José Hermes Moreira

Personal information
- Date of birth: 30 September 1958 (age 67)
- Place of birth: San José de Mayo, Uruguay
- Position: Defender

Senior career*
- Years: Team / Apps / (Gls)
- 1976–1979: Danubio F.C. / 68 / (7)
- 1979–1984: Nacional / 240 / (15)
- 1984–1988: Chicago Sting (indoor) / 164 / (36)
- 1988–1991: Wichita Wings (indoor) / 119 / (35)
- 1991: Tampa Bay Rowdies / 13 / (2)
- 1991–1992: Cleveland Crunch (indoor) / 32 / (6)
- 1993–1994: Canton Invaders (indoor) / 37 / (15)
- 1995–1996: Houston Hotshots (indoor) / 55 / (10)

International career
- 1979–1981: Uruguay / 23 / (0)

Medal record
Men's football
Representing Uruguay
World Champions’ Gold Cup
| Winner | 1980 Uruguay |  |

= José Hermes Moreira =

Uruguayan footballer (born 1958)

José Hermes "Chico" Moreira (born 30 September 1958) is a Uruguayan former footballer.
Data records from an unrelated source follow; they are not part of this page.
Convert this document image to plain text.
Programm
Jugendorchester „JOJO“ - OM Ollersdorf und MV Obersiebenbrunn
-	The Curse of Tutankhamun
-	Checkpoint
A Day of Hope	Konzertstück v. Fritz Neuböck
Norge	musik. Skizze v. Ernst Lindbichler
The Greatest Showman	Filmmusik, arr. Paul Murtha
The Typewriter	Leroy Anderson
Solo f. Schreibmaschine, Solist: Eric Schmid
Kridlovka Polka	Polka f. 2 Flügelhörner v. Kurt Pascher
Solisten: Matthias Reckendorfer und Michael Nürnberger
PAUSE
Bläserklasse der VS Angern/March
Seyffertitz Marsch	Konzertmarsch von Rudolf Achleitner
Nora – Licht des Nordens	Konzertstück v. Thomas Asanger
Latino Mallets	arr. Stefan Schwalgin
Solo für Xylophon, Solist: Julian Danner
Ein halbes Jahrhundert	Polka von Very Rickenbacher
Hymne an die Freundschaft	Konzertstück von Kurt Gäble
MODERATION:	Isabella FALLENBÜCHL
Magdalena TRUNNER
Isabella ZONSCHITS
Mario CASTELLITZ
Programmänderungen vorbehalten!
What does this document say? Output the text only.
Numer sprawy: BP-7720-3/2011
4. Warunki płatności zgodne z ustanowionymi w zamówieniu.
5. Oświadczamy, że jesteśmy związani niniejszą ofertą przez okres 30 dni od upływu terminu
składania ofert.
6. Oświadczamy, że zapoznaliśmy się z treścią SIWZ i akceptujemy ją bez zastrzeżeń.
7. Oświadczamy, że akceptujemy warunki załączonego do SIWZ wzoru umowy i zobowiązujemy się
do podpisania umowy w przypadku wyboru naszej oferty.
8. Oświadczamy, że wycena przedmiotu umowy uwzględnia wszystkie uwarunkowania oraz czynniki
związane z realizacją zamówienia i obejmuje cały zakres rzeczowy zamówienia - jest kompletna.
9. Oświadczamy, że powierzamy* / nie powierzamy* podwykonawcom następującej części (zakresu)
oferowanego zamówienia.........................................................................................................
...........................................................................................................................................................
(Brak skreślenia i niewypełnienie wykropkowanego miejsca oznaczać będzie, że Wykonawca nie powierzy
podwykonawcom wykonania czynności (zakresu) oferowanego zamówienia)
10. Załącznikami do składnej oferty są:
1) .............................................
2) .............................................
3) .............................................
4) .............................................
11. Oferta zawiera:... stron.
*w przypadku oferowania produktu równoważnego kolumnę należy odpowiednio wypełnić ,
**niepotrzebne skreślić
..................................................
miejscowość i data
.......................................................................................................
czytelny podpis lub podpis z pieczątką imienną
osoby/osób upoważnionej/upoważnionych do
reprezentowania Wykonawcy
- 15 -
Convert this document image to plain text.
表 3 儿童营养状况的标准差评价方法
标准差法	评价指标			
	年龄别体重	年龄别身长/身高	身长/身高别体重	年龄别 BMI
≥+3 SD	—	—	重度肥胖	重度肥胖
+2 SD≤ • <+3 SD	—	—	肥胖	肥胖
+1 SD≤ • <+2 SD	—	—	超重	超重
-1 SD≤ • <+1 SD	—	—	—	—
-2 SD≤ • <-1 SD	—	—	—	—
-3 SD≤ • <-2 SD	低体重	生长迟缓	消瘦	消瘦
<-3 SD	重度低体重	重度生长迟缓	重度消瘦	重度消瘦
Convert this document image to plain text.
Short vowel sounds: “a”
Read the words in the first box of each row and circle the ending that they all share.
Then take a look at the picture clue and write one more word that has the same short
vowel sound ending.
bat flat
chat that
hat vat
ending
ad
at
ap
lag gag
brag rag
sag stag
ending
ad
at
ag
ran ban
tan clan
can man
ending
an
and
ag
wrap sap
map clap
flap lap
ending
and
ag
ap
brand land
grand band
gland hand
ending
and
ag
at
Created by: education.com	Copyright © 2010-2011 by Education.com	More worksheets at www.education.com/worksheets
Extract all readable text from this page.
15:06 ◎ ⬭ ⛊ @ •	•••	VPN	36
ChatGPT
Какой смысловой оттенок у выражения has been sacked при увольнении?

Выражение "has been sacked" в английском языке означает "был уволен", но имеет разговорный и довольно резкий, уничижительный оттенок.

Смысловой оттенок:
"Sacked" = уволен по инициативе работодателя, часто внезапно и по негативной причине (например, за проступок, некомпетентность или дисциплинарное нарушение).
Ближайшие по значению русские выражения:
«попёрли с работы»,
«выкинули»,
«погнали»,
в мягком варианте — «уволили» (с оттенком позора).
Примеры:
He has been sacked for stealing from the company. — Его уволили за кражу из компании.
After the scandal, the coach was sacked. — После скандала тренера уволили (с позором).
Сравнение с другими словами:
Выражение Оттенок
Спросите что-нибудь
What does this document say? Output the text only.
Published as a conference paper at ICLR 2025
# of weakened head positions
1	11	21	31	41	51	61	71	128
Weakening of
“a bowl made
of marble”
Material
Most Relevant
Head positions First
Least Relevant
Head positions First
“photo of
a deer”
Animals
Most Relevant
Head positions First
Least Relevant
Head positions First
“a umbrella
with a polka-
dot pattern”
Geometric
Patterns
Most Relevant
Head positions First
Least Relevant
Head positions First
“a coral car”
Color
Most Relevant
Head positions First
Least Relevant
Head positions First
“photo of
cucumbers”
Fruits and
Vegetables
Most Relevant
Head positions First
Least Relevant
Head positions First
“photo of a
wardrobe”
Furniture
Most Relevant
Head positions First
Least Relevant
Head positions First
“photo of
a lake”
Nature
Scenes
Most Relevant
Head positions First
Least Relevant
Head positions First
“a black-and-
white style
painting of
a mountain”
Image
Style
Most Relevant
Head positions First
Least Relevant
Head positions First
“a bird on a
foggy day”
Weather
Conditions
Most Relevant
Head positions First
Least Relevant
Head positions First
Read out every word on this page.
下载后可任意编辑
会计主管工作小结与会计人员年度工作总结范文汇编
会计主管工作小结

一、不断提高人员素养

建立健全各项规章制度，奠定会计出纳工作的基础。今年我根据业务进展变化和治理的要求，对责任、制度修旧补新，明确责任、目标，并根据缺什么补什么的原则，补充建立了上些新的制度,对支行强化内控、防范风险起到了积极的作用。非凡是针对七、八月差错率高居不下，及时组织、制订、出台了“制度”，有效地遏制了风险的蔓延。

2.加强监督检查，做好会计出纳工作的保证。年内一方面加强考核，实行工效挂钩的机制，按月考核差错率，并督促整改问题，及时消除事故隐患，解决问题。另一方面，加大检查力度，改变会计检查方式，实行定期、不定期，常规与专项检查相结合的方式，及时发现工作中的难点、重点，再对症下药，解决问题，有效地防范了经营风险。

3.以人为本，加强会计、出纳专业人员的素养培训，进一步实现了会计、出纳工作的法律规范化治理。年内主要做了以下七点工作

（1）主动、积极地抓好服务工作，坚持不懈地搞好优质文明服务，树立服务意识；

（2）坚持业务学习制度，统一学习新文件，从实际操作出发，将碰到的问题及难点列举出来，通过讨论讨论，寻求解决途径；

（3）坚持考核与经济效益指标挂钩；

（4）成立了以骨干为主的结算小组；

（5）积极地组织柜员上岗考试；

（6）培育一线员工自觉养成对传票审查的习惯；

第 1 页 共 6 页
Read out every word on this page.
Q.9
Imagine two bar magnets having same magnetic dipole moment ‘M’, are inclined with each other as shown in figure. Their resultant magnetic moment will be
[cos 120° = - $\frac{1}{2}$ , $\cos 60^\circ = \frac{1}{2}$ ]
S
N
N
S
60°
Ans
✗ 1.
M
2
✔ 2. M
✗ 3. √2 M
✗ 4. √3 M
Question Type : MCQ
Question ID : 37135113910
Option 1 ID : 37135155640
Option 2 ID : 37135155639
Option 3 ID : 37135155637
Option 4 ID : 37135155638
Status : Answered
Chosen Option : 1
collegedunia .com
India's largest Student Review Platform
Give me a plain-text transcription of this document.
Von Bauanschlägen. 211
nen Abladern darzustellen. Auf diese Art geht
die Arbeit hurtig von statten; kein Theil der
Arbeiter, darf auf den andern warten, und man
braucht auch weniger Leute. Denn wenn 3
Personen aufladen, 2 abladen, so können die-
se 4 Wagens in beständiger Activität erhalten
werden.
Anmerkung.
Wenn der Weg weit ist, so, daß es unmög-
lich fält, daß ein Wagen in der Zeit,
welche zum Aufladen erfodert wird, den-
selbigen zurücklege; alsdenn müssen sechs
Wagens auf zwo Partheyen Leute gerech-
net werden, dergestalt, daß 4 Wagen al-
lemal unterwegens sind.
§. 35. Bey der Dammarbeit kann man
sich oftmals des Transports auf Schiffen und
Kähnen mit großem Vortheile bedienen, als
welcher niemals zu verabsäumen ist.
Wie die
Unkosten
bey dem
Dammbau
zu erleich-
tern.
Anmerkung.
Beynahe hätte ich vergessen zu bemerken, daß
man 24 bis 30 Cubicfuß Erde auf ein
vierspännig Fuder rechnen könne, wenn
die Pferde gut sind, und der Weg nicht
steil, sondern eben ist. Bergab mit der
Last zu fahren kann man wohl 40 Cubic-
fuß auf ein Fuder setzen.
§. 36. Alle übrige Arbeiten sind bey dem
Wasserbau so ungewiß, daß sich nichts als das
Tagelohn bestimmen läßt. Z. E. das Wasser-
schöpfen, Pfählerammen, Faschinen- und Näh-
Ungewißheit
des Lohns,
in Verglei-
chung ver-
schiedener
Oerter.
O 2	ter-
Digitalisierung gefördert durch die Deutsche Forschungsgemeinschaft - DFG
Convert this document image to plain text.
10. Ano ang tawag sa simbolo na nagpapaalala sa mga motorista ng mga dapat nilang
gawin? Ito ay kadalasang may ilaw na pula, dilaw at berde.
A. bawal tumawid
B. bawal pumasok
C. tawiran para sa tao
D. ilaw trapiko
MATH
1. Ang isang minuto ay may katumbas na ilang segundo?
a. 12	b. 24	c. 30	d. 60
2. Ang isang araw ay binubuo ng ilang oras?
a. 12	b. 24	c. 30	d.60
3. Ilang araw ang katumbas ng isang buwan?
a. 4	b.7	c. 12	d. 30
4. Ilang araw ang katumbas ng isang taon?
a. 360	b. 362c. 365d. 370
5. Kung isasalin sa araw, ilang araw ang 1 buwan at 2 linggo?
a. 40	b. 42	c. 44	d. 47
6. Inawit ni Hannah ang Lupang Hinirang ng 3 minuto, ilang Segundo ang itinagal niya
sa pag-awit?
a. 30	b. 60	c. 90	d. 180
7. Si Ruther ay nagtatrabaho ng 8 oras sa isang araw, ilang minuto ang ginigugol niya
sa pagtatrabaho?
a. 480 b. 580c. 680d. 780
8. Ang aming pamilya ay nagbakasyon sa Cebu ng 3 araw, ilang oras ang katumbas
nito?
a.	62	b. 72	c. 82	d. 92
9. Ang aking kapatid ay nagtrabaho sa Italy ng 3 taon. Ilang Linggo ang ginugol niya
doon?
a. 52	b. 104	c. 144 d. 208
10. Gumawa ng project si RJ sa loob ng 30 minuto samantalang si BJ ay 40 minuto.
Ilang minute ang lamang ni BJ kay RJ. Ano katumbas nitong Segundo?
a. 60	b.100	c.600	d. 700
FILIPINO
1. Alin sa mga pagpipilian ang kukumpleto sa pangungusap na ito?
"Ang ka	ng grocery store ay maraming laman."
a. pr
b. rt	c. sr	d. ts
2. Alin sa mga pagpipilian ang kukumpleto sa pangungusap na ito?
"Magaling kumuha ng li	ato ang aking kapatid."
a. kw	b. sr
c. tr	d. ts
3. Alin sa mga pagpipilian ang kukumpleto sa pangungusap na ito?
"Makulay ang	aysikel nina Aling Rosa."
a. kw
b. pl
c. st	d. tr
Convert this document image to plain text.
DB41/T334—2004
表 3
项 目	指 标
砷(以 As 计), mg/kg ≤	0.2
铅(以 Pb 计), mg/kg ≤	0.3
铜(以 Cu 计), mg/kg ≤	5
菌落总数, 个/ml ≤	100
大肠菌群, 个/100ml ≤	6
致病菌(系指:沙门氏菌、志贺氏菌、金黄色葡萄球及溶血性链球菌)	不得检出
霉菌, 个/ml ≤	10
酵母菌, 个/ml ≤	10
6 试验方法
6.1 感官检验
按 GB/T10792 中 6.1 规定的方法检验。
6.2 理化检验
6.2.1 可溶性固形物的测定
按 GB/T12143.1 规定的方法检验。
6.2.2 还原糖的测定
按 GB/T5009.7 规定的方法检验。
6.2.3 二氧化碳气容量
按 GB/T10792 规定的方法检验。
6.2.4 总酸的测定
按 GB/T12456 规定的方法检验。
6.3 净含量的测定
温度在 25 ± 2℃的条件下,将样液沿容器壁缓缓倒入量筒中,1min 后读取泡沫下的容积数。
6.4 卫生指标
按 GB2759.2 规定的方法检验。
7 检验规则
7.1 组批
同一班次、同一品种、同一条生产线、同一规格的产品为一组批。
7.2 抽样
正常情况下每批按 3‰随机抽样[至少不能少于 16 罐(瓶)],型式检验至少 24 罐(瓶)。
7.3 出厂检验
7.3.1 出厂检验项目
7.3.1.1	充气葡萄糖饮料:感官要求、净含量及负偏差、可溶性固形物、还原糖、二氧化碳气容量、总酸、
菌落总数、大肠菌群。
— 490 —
Beginning in 1979 he played nine years in the Uruguayan Primera División for Danubio and Nacional. Moreira made 23 appearances for the Uruguay national football team from 1979 to 1981. He was also part of Uruguay's squad for the 1979 Copa América tournament. He later spent 12 years in the United States, playing mostly for indoor soccer clubs.

His son Pablo (born 1985), raised in the United States, played for the Akron Zips and coached the New England Revolution.